† VINGT-TROIS †
Plus que jamais...
Plus que jamais, je veux découvrir la vérité. Plus rien ne compte à cet instant, ni mon travail, ni mes proches, ni même Lehb, toujours à mes côtés. Mon obsession ne porte qu'un nom : celui de ma mère.
Mon père a été clair la concernant, mais je n'en ai rien à faire. J'irai la voir pour poser moi-même l'étiquette sur laquelle serait écrite : « il avait raison ». Je veux la découvrir de mes propres yeux, ou plutôt, la redécouvrir. C'est mon seul souhait, le plus cher et plus désiré depuis tant d'années. On dit souvent que l'on s'aperçoit du manque de quelqu'un lorsqu'il s'en va, c'est tout à fait vrai ; j'ai pu le ressentir avec la fausse mort de ma mère. Mais aujourd'hui, alors que la voiture de Lehb m'emmène à travers le Michigan vers Grand Rapids, j'ai l'impression d'avoir retrouvé ces sensations perdues. Cette impatience enfantine et cette joie sourde qui m'avaient désertée depuis longtemps.
Maman... J'arrive...
Grand Rapids s'offre à nous à la fin de la journée. J'ai du prendre rendez-vous avec la clinique pour espérer une visite, heureusement, ça a marché. Parfois, je suis persuasive à en pleurer.
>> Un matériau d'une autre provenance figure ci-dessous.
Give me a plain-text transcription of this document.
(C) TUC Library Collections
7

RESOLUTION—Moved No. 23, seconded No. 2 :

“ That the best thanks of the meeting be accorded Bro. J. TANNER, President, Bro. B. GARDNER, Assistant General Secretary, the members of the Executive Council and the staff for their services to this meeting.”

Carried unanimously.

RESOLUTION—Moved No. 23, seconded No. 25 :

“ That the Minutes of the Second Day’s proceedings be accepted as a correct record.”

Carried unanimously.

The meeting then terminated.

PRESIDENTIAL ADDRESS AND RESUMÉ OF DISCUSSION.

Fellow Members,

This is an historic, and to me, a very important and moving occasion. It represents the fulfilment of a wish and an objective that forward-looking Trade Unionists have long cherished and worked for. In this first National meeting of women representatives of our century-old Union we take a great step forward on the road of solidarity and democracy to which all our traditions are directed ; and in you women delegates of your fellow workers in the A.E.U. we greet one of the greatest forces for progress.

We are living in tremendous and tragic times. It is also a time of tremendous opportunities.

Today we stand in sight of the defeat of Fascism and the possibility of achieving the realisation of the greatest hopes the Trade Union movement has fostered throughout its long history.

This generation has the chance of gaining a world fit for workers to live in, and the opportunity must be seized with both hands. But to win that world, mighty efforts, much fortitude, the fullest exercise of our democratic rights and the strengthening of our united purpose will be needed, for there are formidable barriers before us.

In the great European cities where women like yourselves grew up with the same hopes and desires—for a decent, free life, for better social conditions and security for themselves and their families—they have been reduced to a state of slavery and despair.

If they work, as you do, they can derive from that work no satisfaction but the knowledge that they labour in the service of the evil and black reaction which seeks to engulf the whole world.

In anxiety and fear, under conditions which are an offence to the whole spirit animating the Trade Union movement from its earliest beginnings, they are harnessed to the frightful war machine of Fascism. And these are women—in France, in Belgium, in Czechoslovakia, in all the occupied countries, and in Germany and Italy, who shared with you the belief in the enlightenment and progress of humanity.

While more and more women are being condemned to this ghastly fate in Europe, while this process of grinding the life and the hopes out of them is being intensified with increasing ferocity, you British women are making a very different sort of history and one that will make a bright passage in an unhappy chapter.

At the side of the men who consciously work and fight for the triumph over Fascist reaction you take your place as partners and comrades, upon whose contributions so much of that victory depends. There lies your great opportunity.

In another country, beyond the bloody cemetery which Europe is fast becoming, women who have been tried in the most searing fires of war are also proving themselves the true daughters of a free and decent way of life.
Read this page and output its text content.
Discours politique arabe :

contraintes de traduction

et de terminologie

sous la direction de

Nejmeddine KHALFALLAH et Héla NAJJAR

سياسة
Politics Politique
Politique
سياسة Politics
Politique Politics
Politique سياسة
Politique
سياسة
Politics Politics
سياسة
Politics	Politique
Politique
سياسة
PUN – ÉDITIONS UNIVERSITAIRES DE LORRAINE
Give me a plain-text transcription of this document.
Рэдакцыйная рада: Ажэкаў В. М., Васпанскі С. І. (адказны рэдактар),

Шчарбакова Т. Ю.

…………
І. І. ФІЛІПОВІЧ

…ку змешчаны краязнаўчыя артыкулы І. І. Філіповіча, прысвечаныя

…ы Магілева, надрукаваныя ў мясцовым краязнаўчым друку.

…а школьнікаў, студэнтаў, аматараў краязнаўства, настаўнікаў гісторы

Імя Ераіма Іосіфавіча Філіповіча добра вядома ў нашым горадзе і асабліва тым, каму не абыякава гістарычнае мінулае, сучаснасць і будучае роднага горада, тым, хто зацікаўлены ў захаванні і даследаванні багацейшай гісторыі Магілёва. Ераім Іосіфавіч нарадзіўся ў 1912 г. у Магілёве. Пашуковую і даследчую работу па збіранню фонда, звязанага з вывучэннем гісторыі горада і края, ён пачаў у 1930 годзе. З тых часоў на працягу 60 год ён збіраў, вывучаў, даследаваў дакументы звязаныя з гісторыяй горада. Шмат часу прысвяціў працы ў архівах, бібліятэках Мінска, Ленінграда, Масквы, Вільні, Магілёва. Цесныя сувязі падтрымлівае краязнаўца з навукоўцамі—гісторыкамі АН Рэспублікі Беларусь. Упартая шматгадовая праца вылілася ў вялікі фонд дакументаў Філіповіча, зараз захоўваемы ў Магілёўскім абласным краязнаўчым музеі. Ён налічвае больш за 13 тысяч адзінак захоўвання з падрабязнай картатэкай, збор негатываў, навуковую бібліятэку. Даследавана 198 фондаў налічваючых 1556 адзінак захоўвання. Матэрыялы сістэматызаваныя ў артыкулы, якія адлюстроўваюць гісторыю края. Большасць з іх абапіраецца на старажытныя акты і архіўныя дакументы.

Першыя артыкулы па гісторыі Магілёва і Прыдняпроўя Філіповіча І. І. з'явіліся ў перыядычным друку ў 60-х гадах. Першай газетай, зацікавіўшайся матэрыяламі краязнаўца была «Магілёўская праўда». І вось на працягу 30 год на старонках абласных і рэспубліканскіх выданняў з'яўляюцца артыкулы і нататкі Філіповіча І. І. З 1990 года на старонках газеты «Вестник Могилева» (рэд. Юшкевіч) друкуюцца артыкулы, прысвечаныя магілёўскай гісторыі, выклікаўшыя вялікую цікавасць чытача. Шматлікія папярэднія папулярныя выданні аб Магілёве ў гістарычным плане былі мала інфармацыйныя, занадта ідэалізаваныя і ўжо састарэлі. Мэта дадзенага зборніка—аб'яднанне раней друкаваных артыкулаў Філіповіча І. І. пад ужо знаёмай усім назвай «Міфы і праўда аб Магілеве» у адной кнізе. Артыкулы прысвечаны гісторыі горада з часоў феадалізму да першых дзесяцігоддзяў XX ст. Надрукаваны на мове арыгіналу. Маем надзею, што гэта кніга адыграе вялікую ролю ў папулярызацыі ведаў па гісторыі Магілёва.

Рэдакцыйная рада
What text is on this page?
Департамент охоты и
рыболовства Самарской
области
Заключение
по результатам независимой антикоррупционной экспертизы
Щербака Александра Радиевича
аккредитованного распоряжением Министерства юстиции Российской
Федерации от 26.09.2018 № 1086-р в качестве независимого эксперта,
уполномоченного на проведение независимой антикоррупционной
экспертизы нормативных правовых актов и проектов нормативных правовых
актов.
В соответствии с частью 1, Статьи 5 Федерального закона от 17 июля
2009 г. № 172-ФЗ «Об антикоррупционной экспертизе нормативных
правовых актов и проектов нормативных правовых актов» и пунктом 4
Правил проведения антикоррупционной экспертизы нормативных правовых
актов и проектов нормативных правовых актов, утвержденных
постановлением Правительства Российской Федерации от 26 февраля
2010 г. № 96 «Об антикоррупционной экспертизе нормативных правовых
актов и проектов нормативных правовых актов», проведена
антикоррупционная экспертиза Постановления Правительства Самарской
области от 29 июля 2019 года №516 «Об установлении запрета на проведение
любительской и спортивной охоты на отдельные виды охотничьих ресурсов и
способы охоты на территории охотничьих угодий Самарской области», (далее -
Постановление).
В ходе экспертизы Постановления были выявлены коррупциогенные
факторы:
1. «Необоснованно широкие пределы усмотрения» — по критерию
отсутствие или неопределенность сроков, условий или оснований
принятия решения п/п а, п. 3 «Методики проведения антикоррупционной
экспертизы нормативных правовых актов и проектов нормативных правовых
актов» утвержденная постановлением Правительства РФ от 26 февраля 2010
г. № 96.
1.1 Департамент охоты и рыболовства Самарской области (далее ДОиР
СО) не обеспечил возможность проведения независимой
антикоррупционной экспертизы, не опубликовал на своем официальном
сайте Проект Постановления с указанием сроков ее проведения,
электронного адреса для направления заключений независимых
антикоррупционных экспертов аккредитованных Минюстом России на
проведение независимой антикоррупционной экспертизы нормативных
Je débarque de la voiture lorsque Lehb se gare sur le parking. Je fais face à un grand bâtiment veillé par un panneau vert et rectangulaire où il est écrit : « Pine Rest : Christian Mental Health » à côté d'un carré blanc où une croix est dessinée. J'y suis. Pas moyen de faire demi-tour, désormais. Mes mains deviennent moites tout à coup. Un nœud douloureux se forme à mon estomac. L'anxiété s'accroît alors que je suis au pied du mur. Suis-je prête à la revoir ? Après tant d'années de traumatisme, comment pourrais-je garder contenance face à elle ? Je m'égare dans un dédale de questions et Lehb, de sa main posée sur mon épaule, se désigne comme ma lanterne. Celle qui m'éclaire dans mon cheminement inquiet.
— Ça va aller, me dit-il, espérant me rassurer.
Ses doigts glissent de mon épaule pour descendre le long de mon dos avec douceur. Son soutien m'apaise et dépose comme un baume sur le cœur. Les entortillements nerveux dans mon ventre disparaissent légèrement. Un fin sourire se dessine sur mon visage à son égard et lorsqu'il m'embrasse tendrement, mon courage grimpe la jauge de mon humeur tourmentée.
Il sera là, avec moi, pour me donner la force de lui faire face.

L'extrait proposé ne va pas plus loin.